Wo viel Geld zu holen ist, gibt es leider auch immer Kreise, die auf möglichst einfache Weise versuchen, ein beträchtliches Stück vom Kuchen abschneiden zu können. Sie gehen dabei leider oft sogar soweit, dass sie die Gesundheit ihrer Kunden gefährden, resp. diese Gefährdung bewusst in Kauf nehmen. So ist es leider durchaus möglich, innert einer knappen Woche, manchmal sogar lediglich in ein bis zwei Tagen ein Tauchbrevet zu bekommen, welches bescheinigt, dass der/die Inhaberin befähigt sei, selbständig (jedoch nie alleine!) tauchen zu können.

Im Klartext: Häufig wird den Tauchsportinteressierten, gegen Bezahlung der Kurskosten von doch immerhin mehreren hundert Franken, Euro, Dollar, etc. weisgemacht, dass sie nach einer solchen Tauchausbildung, als Vergleich, ohne Fallschirm aus einem Flugzeug springen und nach ein paar Sekunden des freien Falls damit rechnen können, wieder heil auf dem Boden aufzusetzen! Da der Andrang von Tauchtouristen (oder solche die das werden wollen) auf vielen Auslandbasen mit unter recht gross ist, scheint es einige der Basenleiter nicht wirklich zu interessieren, ob sie diese Kunden im nächsten Jahr wieder sehen oder nicht.

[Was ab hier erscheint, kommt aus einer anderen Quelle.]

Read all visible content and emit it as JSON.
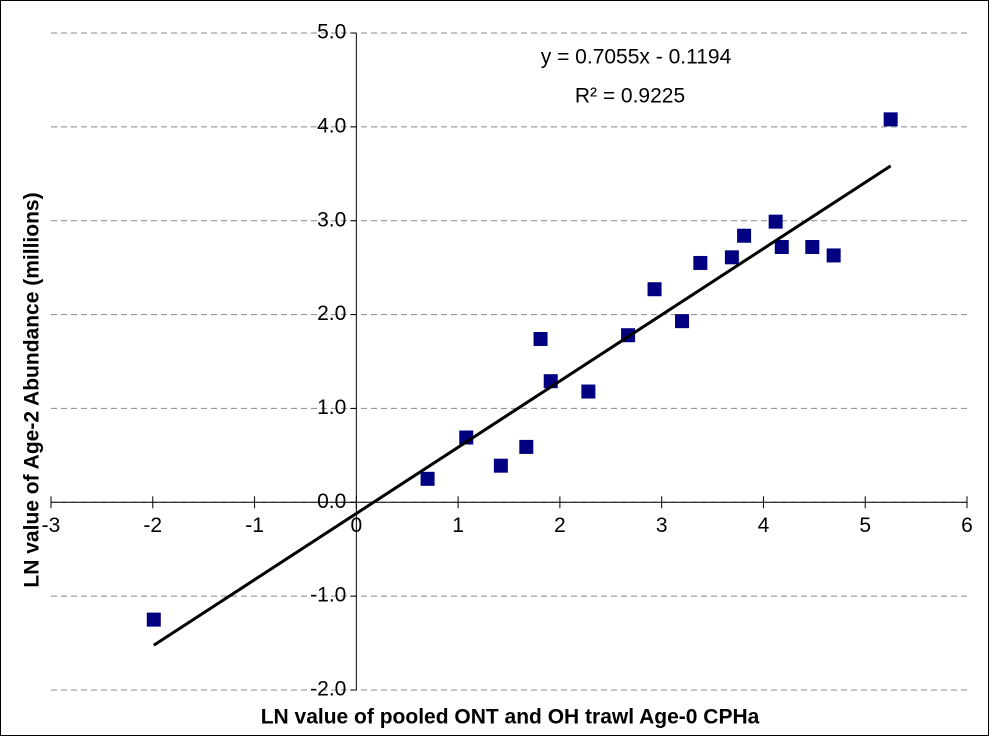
{
  "chart_data": {
    "type": "scatter",
    "x_label": "LN value of pooled ONT and OH trawl Age-0 CPHa",
    "y_label": "LN value of Age-2 Abundance (millions)",
    "x": [
      -1.99,
      0.7,
      1.08,
      1.42,
      1.67,
      1.81,
      1.91,
      2.28,
      2.67,
      2.93,
      3.2,
      3.38,
      3.69,
      3.81,
      4.12,
      4.18,
      4.48,
      4.69,
      5.25
    ],
    "series": [
      {
        "color": "#000080",
        "values": [
          -1.25,
          0.25,
          0.69,
          0.39,
          0.59,
          1.74,
          1.29,
          1.18,
          1.78,
          2.27,
          1.93,
          2.55,
          2.61,
          2.84,
          2.99,
          2.72,
          2.72,
          2.63,
          4.08
        ]
      }
    ],
    "trendline": {
      "slope": 0.7055,
      "intercept": -0.1194,
      "color": "#000000",
      "equation": "y = 0.7055x - 0.1194",
      "r2_label": "R² = 0.9225"
    },
    "xlim": [
      -3,
      6
    ],
    "xticks": [
      -3,
      -2,
      -1,
      0,
      1,
      2,
      3,
      4,
      5,
      6
    ],
    "ylim": [
      -2,
      5
    ],
    "yticks": [
      {
        "value": -2,
        "label": "-2.0"
      },
      {
        "value": -1,
        "label": "-1.0"
      },
      {
        "value": 0,
        "label": "0.0"
      },
      {
        "value": 1,
        "label": "1.0"
      },
      {
        "value": 2,
        "label": "2.0"
      },
      {
        "value": 3,
        "label": "3.0"
      },
      {
        "value": 4,
        "label": "4.0"
      },
      {
        "value": 5,
        "label": "5.0"
      }
    ],
    "grid": true
  }
}
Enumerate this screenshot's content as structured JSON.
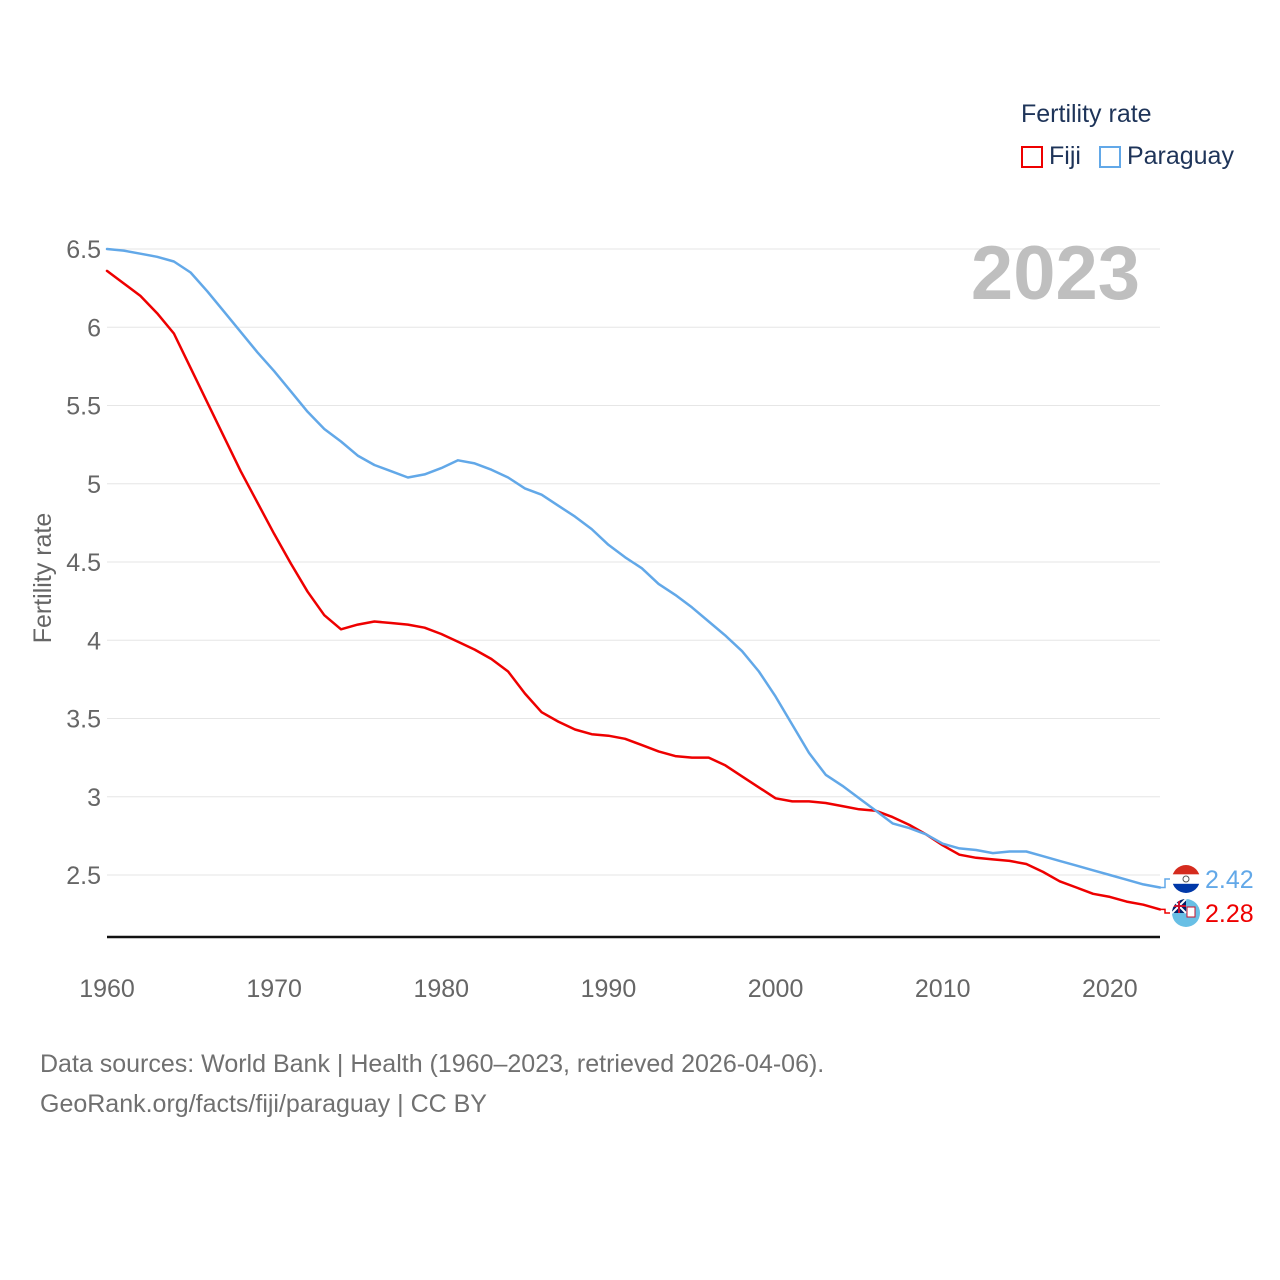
{
  "legend": {
    "title": "Fertility rate",
    "items": [
      {
        "label": "Fiji",
        "color": "#ee0000"
      },
      {
        "label": "Paraguay",
        "color": "#62a8e8"
      }
    ]
  },
  "footer": {
    "line1": "Data sources: World Bank | Health (1960–2023, retrieved 2026-04-06).",
    "line2": "GeoRank.org/facts/fiji/paraguay | CC BY"
  },
  "chart_data": {
    "type": "line",
    "title": "",
    "year_label": "2023",
    "xlabel": "",
    "ylabel": "Fertility rate",
    "xlim": [
      1960,
      2023
    ],
    "ylim": [
      2.1,
      6.5
    ],
    "x_ticks": [
      1960,
      1970,
      1980,
      1990,
      2000,
      2010,
      2020
    ],
    "y_ticks": [
      2.5,
      3,
      3.5,
      4,
      4.5,
      5,
      5.5,
      6,
      6.5
    ],
    "y_tick_labels": [
      "2.5",
      "3",
      "3.5",
      "4",
      "4.5",
      "5",
      "5.5",
      "6",
      "6.5"
    ],
    "x": [
      1960,
      1961,
      1962,
      1963,
      1964,
      1965,
      1966,
      1967,
      1968,
      1969,
      1970,
      1971,
      1972,
      1973,
      1974,
      1975,
      1976,
      1977,
      1978,
      1979,
      1980,
      1981,
      1982,
      1983,
      1984,
      1985,
      1986,
      1987,
      1988,
      1989,
      1990,
      1991,
      1992,
      1993,
      1994,
      1995,
      1996,
      1997,
      1998,
      1999,
      2000,
      2001,
      2002,
      2003,
      2004,
      2005,
      2006,
      2007,
      2008,
      2009,
      2010,
      2011,
      2012,
      2013,
      2014,
      2015,
      2016,
      2017,
      2018,
      2019,
      2020,
      2021,
      2022,
      2023
    ],
    "series": [
      {
        "name": "Fiji",
        "color": "#ee0000",
        "end_label": "2.28",
        "values": [
          6.36,
          6.28,
          6.2,
          6.09,
          5.96,
          5.74,
          5.52,
          5.3,
          5.08,
          4.88,
          4.68,
          4.49,
          4.31,
          4.16,
          4.07,
          4.1,
          4.12,
          4.11,
          4.1,
          4.08,
          4.04,
          3.99,
          3.94,
          3.88,
          3.8,
          3.66,
          3.54,
          3.48,
          3.43,
          3.4,
          3.39,
          3.37,
          3.33,
          3.29,
          3.26,
          3.25,
          3.25,
          3.2,
          3.13,
          3.06,
          2.99,
          2.97,
          2.97,
          2.96,
          2.94,
          2.92,
          2.91,
          2.87,
          2.82,
          2.76,
          2.69,
          2.63,
          2.61,
          2.6,
          2.59,
          2.57,
          2.52,
          2.46,
          2.42,
          2.38,
          2.36,
          2.33,
          2.31,
          2.28
        ]
      },
      {
        "name": "Paraguay",
        "color": "#62a8e8",
        "end_label": "2.42",
        "values": [
          6.5,
          6.49,
          6.47,
          6.45,
          6.42,
          6.35,
          6.23,
          6.1,
          5.97,
          5.84,
          5.72,
          5.59,
          5.46,
          5.35,
          5.27,
          5.18,
          5.12,
          5.08,
          5.04,
          5.06,
          5.1,
          5.15,
          5.13,
          5.09,
          5.04,
          4.97,
          4.93,
          4.86,
          4.79,
          4.71,
          4.61,
          4.53,
          4.46,
          4.36,
          4.29,
          4.21,
          4.12,
          4.03,
          3.93,
          3.8,
          3.64,
          3.46,
          3.28,
          3.14,
          3.07,
          2.99,
          2.91,
          2.83,
          2.8,
          2.76,
          2.7,
          2.67,
          2.66,
          2.64,
          2.65,
          2.65,
          2.62,
          2.59,
          2.56,
          2.53,
          2.5,
          2.47,
          2.44,
          2.42
        ]
      }
    ]
  }
}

Auch unsere Tauchschule bekennt sich zu marktwirtschaftlichem und gewinnorientiertem Denken. Die Sicherheit unserer Kunden ist uns jedoch oberstes Gebot und so ist es für uns kein Thema, wenn ein Kunde den einen oder anderen Tauchgang mehr benötigt, bis er/sie sich die nach den CMAS-Standards geforderten Fähigkeiten erarbeitet hat.

„Tauchen – ein Extremsport?“

Tauchen gehört, wie Bergsteigen, Gleitschirmfliegen u.ä. zu den Extremsportarten. Nicht bei allen Extremsportarten aber ist die Wahrscheinlichkeit eines ernsthafteren Zwischenfalls so gering, wie beim Tauchen, vorausgesetzt man hat eine seriöse Ausbildung genossen.

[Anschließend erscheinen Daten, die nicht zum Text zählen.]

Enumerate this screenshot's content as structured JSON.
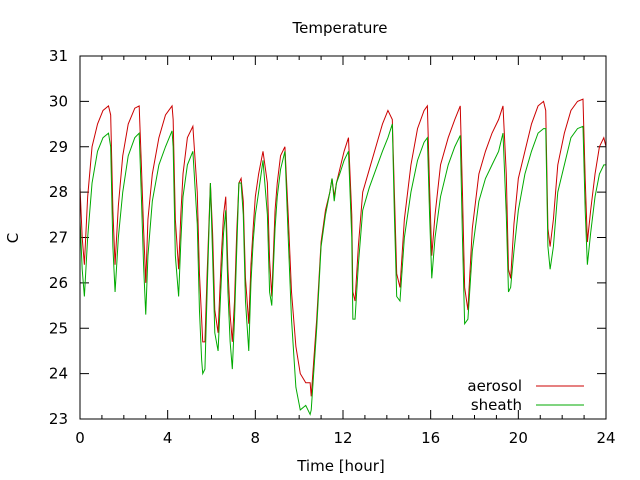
{
  "chart_data": {
    "type": "line",
    "title": "Temperature",
    "xlabel": "Time [hour]",
    "ylabel": "C",
    "xlim": [
      0,
      24
    ],
    "ylim": [
      23,
      31
    ],
    "xticks": [
      0,
      4,
      8,
      12,
      16,
      20,
      24
    ],
    "yticks": [
      23,
      24,
      25,
      26,
      27,
      28,
      29,
      30,
      31
    ],
    "grid": false,
    "legend_position": "bottom-right",
    "series": [
      {
        "name": "aerosol",
        "color": "#cc0000",
        "x": [
          0,
          0.1,
          0.2,
          0.35,
          0.55,
          0.8,
          1.05,
          1.3,
          1.4,
          1.5,
          1.6,
          1.75,
          1.95,
          2.2,
          2.5,
          2.7,
          2.8,
          2.9,
          3.0,
          3.1,
          3.3,
          3.6,
          3.9,
          4.2,
          4.25,
          4.35,
          4.5,
          4.6,
          4.7,
          4.9,
          5.15,
          5.35,
          5.45,
          5.55,
          5.6,
          5.7,
          5.8,
          5.95,
          6.05,
          6.15,
          6.3,
          6.45,
          6.55,
          6.65,
          6.75,
          6.85,
          6.95,
          7.05,
          7.15,
          7.25,
          7.35,
          7.45,
          7.55,
          7.7,
          7.8,
          7.9,
          8.0,
          8.15,
          8.35,
          8.55,
          8.65,
          8.75,
          8.9,
          9.0,
          9.15,
          9.35,
          9.5,
          9.65,
          9.85,
          10.05,
          10.3,
          10.5,
          10.55,
          10.8,
          11.0,
          11.2,
          11.4,
          11.5,
          11.6,
          11.7,
          11.85,
          12.05,
          12.25,
          12.4,
          12.45,
          12.55,
          12.7,
          12.9,
          13.2,
          13.5,
          13.8,
          14.05,
          14.25,
          14.35,
          14.45,
          14.6,
          14.8,
          15.1,
          15.4,
          15.7,
          15.85,
          15.95,
          16.05,
          16.2,
          16.45,
          16.8,
          17.1,
          17.35,
          17.45,
          17.55,
          17.7,
          17.9,
          18.2,
          18.5,
          18.8,
          19.1,
          19.3,
          19.45,
          19.55,
          19.65,
          19.8,
          20.0,
          20.3,
          20.6,
          20.9,
          21.15,
          21.25,
          21.35,
          21.45,
          21.6,
          21.8,
          22.1,
          22.4,
          22.7,
          22.95,
          23.05,
          23.15,
          23.3,
          23.5,
          23.7,
          23.9,
          24.0
        ],
        "y": [
          28.1,
          27.0,
          26.4,
          27.9,
          29.0,
          29.5,
          29.8,
          29.9,
          29.7,
          27.6,
          26.4,
          27.7,
          28.8,
          29.5,
          29.85,
          29.9,
          28.6,
          27.2,
          26.0,
          27.4,
          28.4,
          29.2,
          29.7,
          29.9,
          29.6,
          27.4,
          26.3,
          27.5,
          28.4,
          29.2,
          29.45,
          28.0,
          26.2,
          25.2,
          24.7,
          24.7,
          26.2,
          28.2,
          27.1,
          25.4,
          24.9,
          26.6,
          27.5,
          27.9,
          26.3,
          25.3,
          24.7,
          25.6,
          27.1,
          28.2,
          28.3,
          27.8,
          26.1,
          25.1,
          26.4,
          27.2,
          27.9,
          28.4,
          28.9,
          28.2,
          26.5,
          25.7,
          27.6,
          28.2,
          28.8,
          29.0,
          27.5,
          25.8,
          24.6,
          24.0,
          23.8,
          23.8,
          23.5,
          25.2,
          26.9,
          27.6,
          28.0,
          28.3,
          27.9,
          28.2,
          28.5,
          28.9,
          29.2,
          27.5,
          25.8,
          25.6,
          26.8,
          28.0,
          28.5,
          29.0,
          29.5,
          29.8,
          29.6,
          27.9,
          26.2,
          25.9,
          27.4,
          28.6,
          29.4,
          29.8,
          29.9,
          28.1,
          26.6,
          27.5,
          28.6,
          29.2,
          29.6,
          29.9,
          28.0,
          25.9,
          25.4,
          27.2,
          28.4,
          28.9,
          29.3,
          29.6,
          29.9,
          28.4,
          26.3,
          26.1,
          27.3,
          28.3,
          28.9,
          29.5,
          29.9,
          30.0,
          29.8,
          27.2,
          26.8,
          27.4,
          28.6,
          29.3,
          29.8,
          30.0,
          30.05,
          28.3,
          26.9,
          27.6,
          28.4,
          29.0,
          29.2,
          29.0
        ]
      },
      {
        "name": "sheath",
        "color": "#00aa00",
        "x": [
          0,
          0.1,
          0.2,
          0.35,
          0.55,
          0.8,
          1.05,
          1.3,
          1.4,
          1.5,
          1.6,
          1.75,
          1.95,
          2.2,
          2.5,
          2.7,
          2.8,
          2.9,
          3.0,
          3.1,
          3.3,
          3.6,
          3.9,
          4.2,
          4.25,
          4.35,
          4.5,
          4.6,
          4.7,
          4.9,
          5.15,
          5.35,
          5.45,
          5.55,
          5.6,
          5.7,
          5.8,
          5.95,
          6.05,
          6.15,
          6.3,
          6.45,
          6.55,
          6.65,
          6.75,
          6.85,
          6.95,
          7.05,
          7.15,
          7.25,
          7.35,
          7.45,
          7.55,
          7.7,
          7.8,
          7.9,
          8.0,
          8.15,
          8.35,
          8.55,
          8.65,
          8.75,
          8.9,
          9.0,
          9.15,
          9.35,
          9.5,
          9.65,
          9.85,
          10.05,
          10.3,
          10.5,
          10.55,
          10.8,
          11.0,
          11.2,
          11.4,
          11.5,
          11.6,
          11.7,
          11.85,
          12.05,
          12.25,
          12.4,
          12.45,
          12.55,
          12.7,
          12.9,
          13.2,
          13.5,
          13.8,
          14.05,
          14.25,
          14.35,
          14.45,
          14.6,
          14.8,
          15.1,
          15.4,
          15.7,
          15.85,
          15.95,
          16.05,
          16.2,
          16.45,
          16.8,
          17.1,
          17.35,
          17.45,
          17.55,
          17.7,
          17.9,
          18.2,
          18.5,
          18.8,
          19.1,
          19.3,
          19.45,
          19.55,
          19.65,
          19.8,
          20.0,
          20.3,
          20.6,
          20.9,
          21.15,
          21.25,
          21.35,
          21.45,
          21.6,
          21.8,
          22.1,
          22.4,
          22.7,
          22.95,
          23.05,
          23.15,
          23.3,
          23.5,
          23.7,
          23.9,
          24.0
        ],
        "y": [
          27.4,
          26.3,
          25.7,
          27.0,
          28.2,
          28.9,
          29.2,
          29.3,
          29.0,
          26.8,
          25.8,
          27.0,
          28.0,
          28.8,
          29.2,
          29.3,
          27.9,
          26.4,
          25.3,
          26.6,
          27.8,
          28.6,
          29.0,
          29.35,
          29.0,
          26.6,
          25.7,
          26.9,
          27.9,
          28.6,
          28.9,
          27.3,
          25.4,
          24.3,
          24.0,
          24.1,
          25.8,
          28.2,
          26.6,
          24.9,
          24.5,
          26.1,
          27.1,
          27.6,
          25.8,
          24.7,
          24.1,
          25.2,
          26.7,
          28.2,
          28.2,
          27.5,
          25.6,
          24.5,
          26.0,
          26.9,
          27.5,
          28.0,
          28.7,
          27.5,
          25.8,
          25.5,
          27.2,
          27.9,
          28.5,
          28.9,
          27.0,
          25.2,
          23.7,
          23.2,
          23.3,
          23.1,
          23.2,
          25.0,
          26.8,
          27.5,
          28.0,
          28.3,
          27.8,
          28.2,
          28.4,
          28.7,
          28.9,
          27.0,
          25.2,
          25.2,
          26.4,
          27.6,
          28.1,
          28.5,
          28.9,
          29.2,
          29.5,
          27.4,
          25.7,
          25.6,
          27.0,
          28.0,
          28.7,
          29.1,
          29.2,
          27.5,
          26.1,
          27.0,
          27.9,
          28.6,
          29.0,
          29.25,
          27.0,
          25.1,
          25.2,
          26.7,
          27.8,
          28.3,
          28.6,
          28.9,
          29.3,
          27.5,
          25.8,
          25.9,
          26.7,
          27.6,
          28.4,
          28.9,
          29.3,
          29.4,
          29.4,
          26.8,
          26.3,
          26.8,
          28.0,
          28.6,
          29.2,
          29.4,
          29.45,
          27.6,
          26.4,
          27.1,
          27.9,
          28.4,
          28.6,
          28.6
        ]
      }
    ]
  }
}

„Darf ich mich danach erkundigen, in wessen Hände ich meine Sicherheit lege?“

Das Ausbilden von TaucherInnen will gelernt sein und gehört in entsprechend ausgebildete Hände. Überwiegt beim Anbieter von Tauchschulung der Gedanke an Profit, leidet in erster Linie die Qualität der Schulung darunter und in zweiter, aber viel fatalerer Hinsicht, möglicherweise die Gesundheit der angehenden Taucher. Ebenso fatal kann es sein, wenn man sich die Ausbildung zum Sporttauchen in einem Club/Verein holen will, in denen zu wenige oder nicht entsprechend ausgebildete TauchlehrerInnen in der Schulung tätig sind. Informieren Sie sich in jedem Fall bei den Verantwortlichen, wer Sie in Ihrer Ausbildung sowohl im theoretischen, wie auch praktischen Teil begleiten, bzw. instruieren wird. Bei Ausbildungen nach den Standards der CMAS.CH haben Sie die Möglichkeit, sich unter  www.cmas.ch danach zu erkundigen, ob diese Personen auch bei der CMAS.CH als aktive Tauchlehrer gemeldet und von der Ausbildungsorganisation als solche anerkannt sind. Sollte dies nicht der Fall sein, würden wir zur Vorsicht mahnen!

„CMAS?“

Das Erlernen des Tauchens im Binnengewässer, z.B. nach den Richtlinien der CMAS (Confédération mondiale des activités subaquatique), nach denen auch wir ausbilden, fördert in erster Linie das technische Verständnis und die praktischen Fertigkeiten in der Ausübung dieses Sports. Es werden eher die mentalen Eindrücke gefördert, was nicht heissen will, dass unsere Seen in visueller Hinsicht und bezüglich des Spassfaktors nichts zu bieten hätten. Ganz im Gegenteil! Wie so oft aber im Leben kommt es auch hierbei immer auf das Auge des Betrachters an!